OTN scientific director, Sara Iverson, walked Duncan through marine animal tracking under the OTN Canada umbrella, which focuses on animals’ habitat use and survival in relation to climate change. She emphasized how providing fisheries managers and others such data can help prevent things like the collapse of fish stocks as well as enhance their capacity to benefit sustainably from fisheries.
“Aquatic animals provide global food security and they generate billions of dollars annually . . . through benefits from fishing, tourism and other services” said Dr.
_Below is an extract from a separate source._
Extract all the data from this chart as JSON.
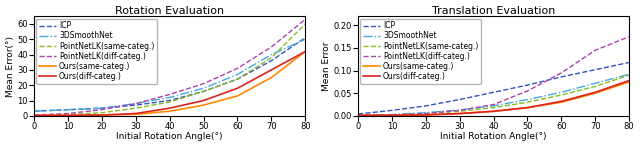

Iverson, “and they’re also culturally significant to many communities, First Nations and the public.”
OTN students and post-docs, Montana McLean, Damian Lidgard, Bania Nowak, and Franziska Broell helped introduce the Minister to OTN tracking technology including specialized tags, described as “FitBit for animals,” as well as tags helping investigate interactions of seals and fishes.
Duncan also spoke with OTN glider lead, Richard Davis, on the work OTN and MEOPAR gliders are performing on both the east coast and the west coast of Canada monitoring changes in ocean biogeochemistry, recording data from hurricanes, and most notably, tracking whale habitat and feeding grounds.
After checking out both OTN’s Slocum and Wave Gliders, OTN technician Adam Comeau helped the Minister pilot a glider on the west coast glider through a series of computer commands.
“This is the most stressful thing I’ve done,” the minister joked. “I’m blown away by what you’re doing,” she added. “The science is fascinating.”
Duncan also visited with Dalhousie president, Richard Florizone, and Canada Excellence Research Chair in Ocean Science, Doug Wallace, touring of the Dalhousie CERC.Ocean lab and MEOPAR OceanViewer — a public, web-based tool to visualize ocean data.